さてさて。「何が実験」でしたでしょうか。それは秘密です。ではあんまりなので…。
ソフトウェア開発者として、色んなスキルレベルの人たちに、まぁ出会ってきたのね。ずっと感じてたのはさ、この「リズム感」「スピード感」みたいな「感覚的なもの」の差がね、ビックリするほど格差があるんだ。「出来る人」と「出来ない人」には救いようもないほどの開きがあるのに、どうにも「出来ない人」側がこのことにこそ気付いていないことが、あまりに多い気がしてさ。
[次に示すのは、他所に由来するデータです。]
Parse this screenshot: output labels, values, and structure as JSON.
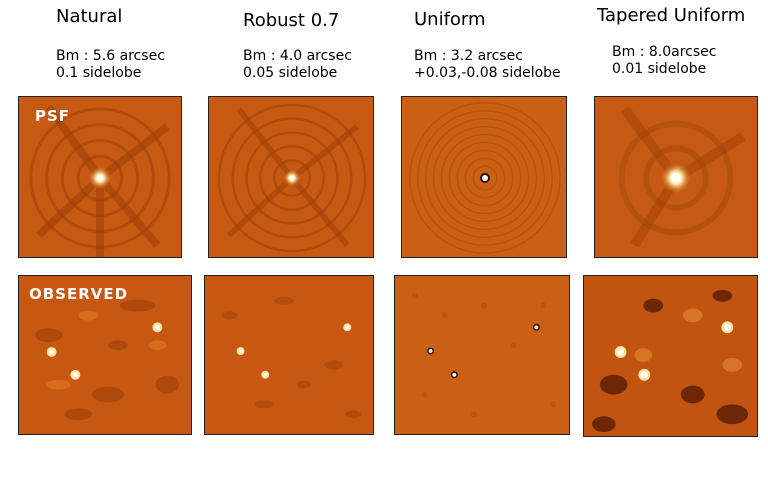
{
  "columns": [
    {
      "title": "Natural",
      "beam": "Bm : 5.6 arcsec",
      "sidelobe": "0.1 sidelobe"
    },
    {
      "title": "Robust 0.7",
      "beam": "Bm : 4.0 arcsec",
      "sidelobe": "0.05 sidelobe"
    },
    {
      "title": "Uniform",
      "beam": "Bm : 3.2 arcsec",
      "sidelobe": "+0.03,-0.08 sidelobe"
    },
    {
      "title": "Tapered Uniform",
      "beam": "Bm : 8.0arcsec",
      "sidelobe": "0.01 sidelobe"
    }
  ],
  "rows": {
    "psf": "PSF",
    "observed": "OBSERVED"
  },
  "colors": {
    "background": "#c75a12",
    "bright": "#ffffff",
    "dark": "#4a1402"
  }
}
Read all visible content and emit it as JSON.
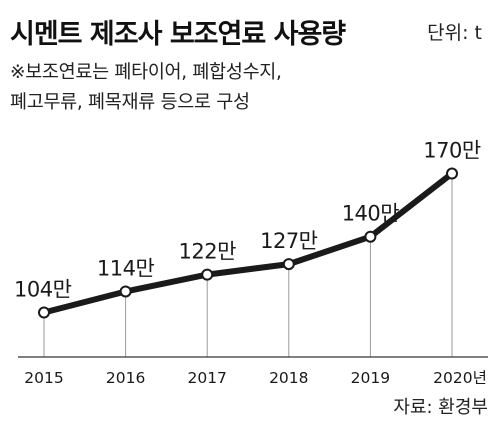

例えば、さっきの「20分くらいで書いた」だけど、「スクリプトも書いて」「対話モード起動して」「doctest()も書いて」「doctest()実行して」という一連のサイクルを、一気呵成にやってしまっているわけだけれど、「出来ない人」サイドの人々がそのことに気付くこともなく、まさかこっちが「そこまでやってると思わない」。
これってのはさぁ、結局のところ、「出来る人を疑似体験する」ということが出来ないから、なのだと思うんだわね。そりゃそーだ、他人なんだから。
であるならば。「どうやったら疑似体験の場を多く作れるだろうか?」という問いに行き着く。Pygments での「コンソールセッションのハイライト」とか、「動画・画像で伝える」といったことにワタシが執着してるのは、そんな理由があるのだす。